Steve Cohen wanted to turn the Mets into the East Coast Dodgers and after the amazin’ overnight acquisition of Carlos Correa, the Mets now boast a roster full of All-Stars, just like their California counterparts typically do.

In recent years the Dodgers have collected a group of superstars and found roles for them. Positional flexibility is a commodity, but typically when you’re bringing in elite players you don’t move them around the diamond. But that’s what they did with players like Chris Taylor, Cody Bellinger and Trea Turner.

This is also what the San Diego Padres are doing just south of the Dodgers. Their blockbuster acquisition of Xander Bogaerts shortly after the conclusion of the Winter Meetings two weeks ago will force their homegrown superstar shortstop, Fernando Tatis Jr., to the outfield.

A stacked lineup should be able to hit past defensive mistakes, but if you do it right then the defense won’t be sacrificed.

It’s yet to be seen just how well Correa can play at third base since he has never played the position at any level of professional baseball. But apparently, the appeal of playing in New York City with his good friend Francisco Lindor and the opportunity to play on a loaded Mets team was enough to convince him to move from shortstop to third base.

Lindor will be around for another nine years and Correa is set to sign a 12-year deal, pending a physical, so the position switch will be somewhat permanent. So much about the contract and how it came to be after he had agreed to an even larger deal with the San Francisco Giants has been absolutely mind-boggling.

But if the Mets put up mind-boggling offensive numbers en route to a World Series during his tenure, then it will be worth it.

So, what does Correa bring to the Mets?

In the clubhouse, Correa has long been lauded for his leadership qualities. He was a key player on the Houston Astros’ 2017 World Series team at only 22 and has been described as a fantastic motivator and an extremely hard worker.
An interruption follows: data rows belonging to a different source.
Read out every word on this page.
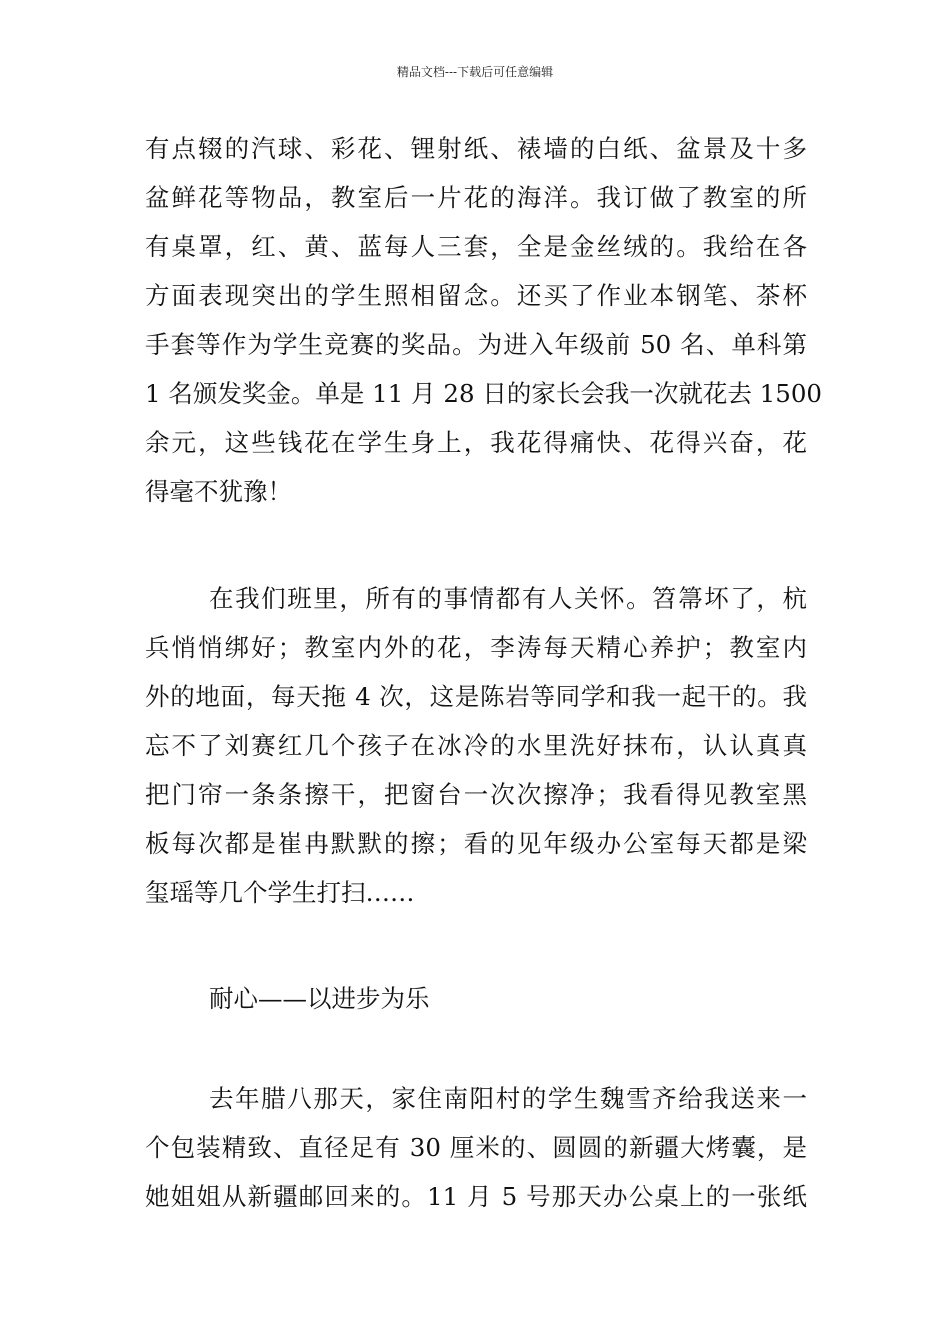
精品文档---下载后可任意编辑
有点辍的汽球、彩花、锂射纸、裱墙的白纸、盆景及十多
盆鲜花等物品，教室后一片花的海洋。我订做了教室的所
有桌罩，红、黄、蓝每人三套，全是金丝绒的。我给在各
方面表现突出的学生照相留念。还买了作业本钢笔、茶杯
手套等作为学生竞赛的奖品。为进入年级前 50 名、单科第
1 名颁发奖金。单是 11 月 28 日的家长会我一次就花去 1500
余元，这些钱花在学生身上，我花得痛快、花得兴奋，花
得毫不犹豫！
在我们班里，所有的事情都有人关怀。笤箒坏了，杭
兵悄悄绑好；教室内外的花，李涛每天精心养护；教室内
外的地面，每天拖 4 次，这是陈岩等同学和我一起干的。我
忘不了刘赛红几个孩子在冰冷的水里洗好抹布，认认真真
把门帘一条条擦干，把窗台一次次擦净；我看得见教室黑
板每次都是崔冉默默的擦；看的见年级办公室每天都是梁
玺瑶等几个学生打扫……
耐心——以进步为乐
去年腊八那天，家住南阳村的学生魏雪齐给我送来一
个包装精致、直径足有 30 厘米的、圆圆的新疆大烤囊，是
她姐姐从新疆邮回来的。11 月 5 号那天办公桌上的一张纸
On the field, Correa produces runs. Correa had a 136 wRC+ over the last two seasons, which ranks fourth behind only Jose Ramirez, Austin Riley and Rafael Devers for qualified third baseman in that span.

An AL scout told the Daily News that Correa’s plate discipline improved in recent years and that he’s a smart player who understands that walks will boost his OPS.

Take a look at what the lineup could look like with everyone healthy:

CF Brandon Nimmo (L)

SS Francisco Lindor (S)

3B Carlos Correa

1B Pete Alonso

2B Jeff McNeil (L)

RF Starling Marte

DH Daniel Vogelbach (L)/Eduardo Escobar (S)/Francisco Alvarez

LF Mark Canha

C Omar Narvaez (L)

The Mets had a balanced lineup last season but this one has much more depth. It’s possible the Mets end up trading Escobar in order to accommodate third base prospect Brett Baty, but for now they could keep him and use him as a DH. He’s an upgrade over Darin Ruf and he hits left-handed pitching well (.275 with a .782 OPS and 56 home runs for his career against lefties).

What the Mets do about Baty will be a key storyline in spring training. Baty was the presumed third baseman of the future, which is why Escobar is only signed through next season, and it’s not like there are any open spots in the infield with a cadre of All-Stars at every position.

Top prospect Alvarez is currently the Mets’ plan at DH against lefties but the club still has to figure out a solution for the catchers. The Mets have yet to announce the one-year contract for All-Star catcher Omar Narvaez and once they do, they’ll have four catchers on the roster. The Mets do not want to carry three catchers and a source confirmed they are looking into trading James McCann.

Tomas Nido and Narvaez each produce about the same offensively but Narvaez is a left-handed hitter.

Alvarez could be used strictly as a DH while the club brings him up slowly as a catcher, but the Mets made offseason personnel moves with Alvarez in mind so while it’s possible he starts the season in the minor leagues, it’s unlikely.

Interestingly enough, the Giants need a catcher and a third baseman, unless they plan to use former Mets infielders Wilmer Flores or J.D. Davis at the hot corner.

The Mets are looking at a few positional traffic jams right now, but the offseason isn’t over yet, and playing time has a way of working itself out. When teams are winning, players are usually happy to switch positions or play other roles for the betterment of the team.

The next step to emulating the Dodgers is to get the prospect pipeline flowing. The Mets are still a ways away from that though, so until then the club will use the best resource it has to attract top talent like Correa: Money.